Novo estudo aponta a influência da mudança do clima causada pelo homem sobre eventos extremos

Secas nos Estados Unidos e no leste da África, enchentes na América do Sul e Bangladesh, ondas de calor na China e no Mediterrâneo. Segundo um novo estudo, esses eventos climáticos extremos registrados em 2017 se tornaram mais possíveis por causa da mudança do clima causa pelo aumento da concentração de gases de efeito estufa na atmosfera decorrente de atividades humanas.

A 7ª edição do relatório Explaining Extreme Events from a Climate Perspective, publicada na última segunda-feira (10) no Bulletin of the American Meteorological Society (BAMS), analisou a correlação entre o aquecimento da atmosfera causado pelo homem e a ocorrência de eventos climáticos específicos ao redor do mundo em 2017. O estudo também inclui análises sobre eventos oceânicos, como as ondas de calor intenso registradas no Mar da Tasmânia entre 2017 e 2018 - que, segundo a pesquisa, seriam virtualmente impossíveis sem a interferência da mudança antropogênica do clima.

Foto: divulgação

"Esses estudos nos apontam que a Terra em aquecimento nos traz novos e mais intensos eventos climáticos extremos ano após ano.
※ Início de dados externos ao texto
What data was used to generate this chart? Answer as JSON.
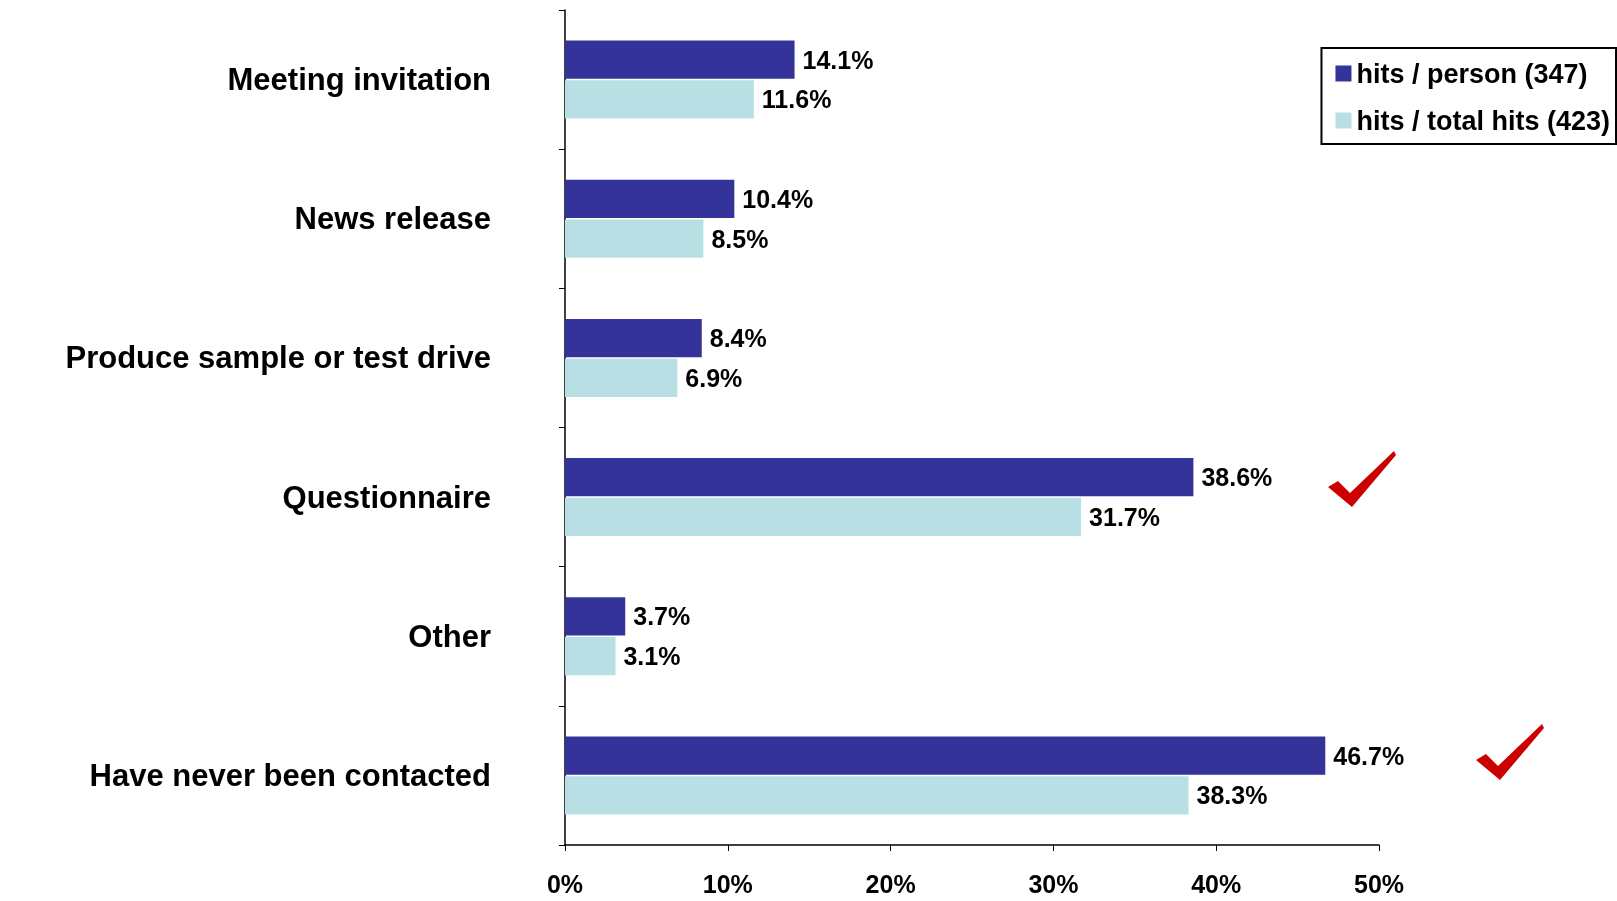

A mensagem da ciência é que nossa civilização está cada vez mais fora de sintonia com o clima em transformação ", diz o editor-chefe do BAMS, Jeff Rosenfeld.

O relatório apresenta 17 estudos científicos revisados por pares (peer review) sobre clima extremo em seis continentes e dois oceanos em 2017, resultado de uma pesquisa que mobilizou 120 cientistas em dez países e que analisou observações históricas e simulações de modelo para determinar se e o quanto a mudança do clima influenciou eventos extremos em particular.

"Esses estudos confirmam predições do primeiro relatório do IPCC [Painel Intergovernamental das Nações Unidas sobre Mudança do Clima] de 1990, que previa mudanças radicais no padrão climático observado no século XX", diz Hoerling. "A evidência científica apoia com confiança que a atividade humana está influenciando uma variedade de eventos extremos atualmente, com grandes impactos econômicos ao redor do mundo", disse o meteorologista da Administração Oceânica e Atmosférica Nacional dos Estados Unidos (NOAA, sigla em inglês) e editor especial do BAMS, Martin Hoerling. 

Os eventos climáticos extremos estudados nas sete edições do relatório foram selecionados pelos pesquisadores e não representam uma análise abrangente de todos eventos durante esse período. Cerca de 70% dos 146 resultados de pesquisa publicados nesta série identificaram uma ligação substancial entre um evento extremo e a mudança do clima.

Nesta edição, o relatório também traz a contribuição de gestores e planejadores em vários setores da sociedade sobre o uso da ciência de atribuição na preparação para futuros riscos climáticos, especialmente para gerenciamento de sistemas de armazenamento de água, planejamento para aumento do nível do mar, e atribuição de responsabilidade legal pós-eventos extremos.

"Há uma década, estávamos focados em eventos extremos de escala continental e de meses", disse Rosenfeld. "Hoje, os pesquisadores estão buscando mais riscos locais, como ondas de calor, risco de incêndio e inundações em escalas de alguns dias, para identificar áreas de impacto extremo. Em dez anos, o foco da pesquisa evoluiu o suficiente para abordar um escopo mais amplo dos desafios sociais", completou.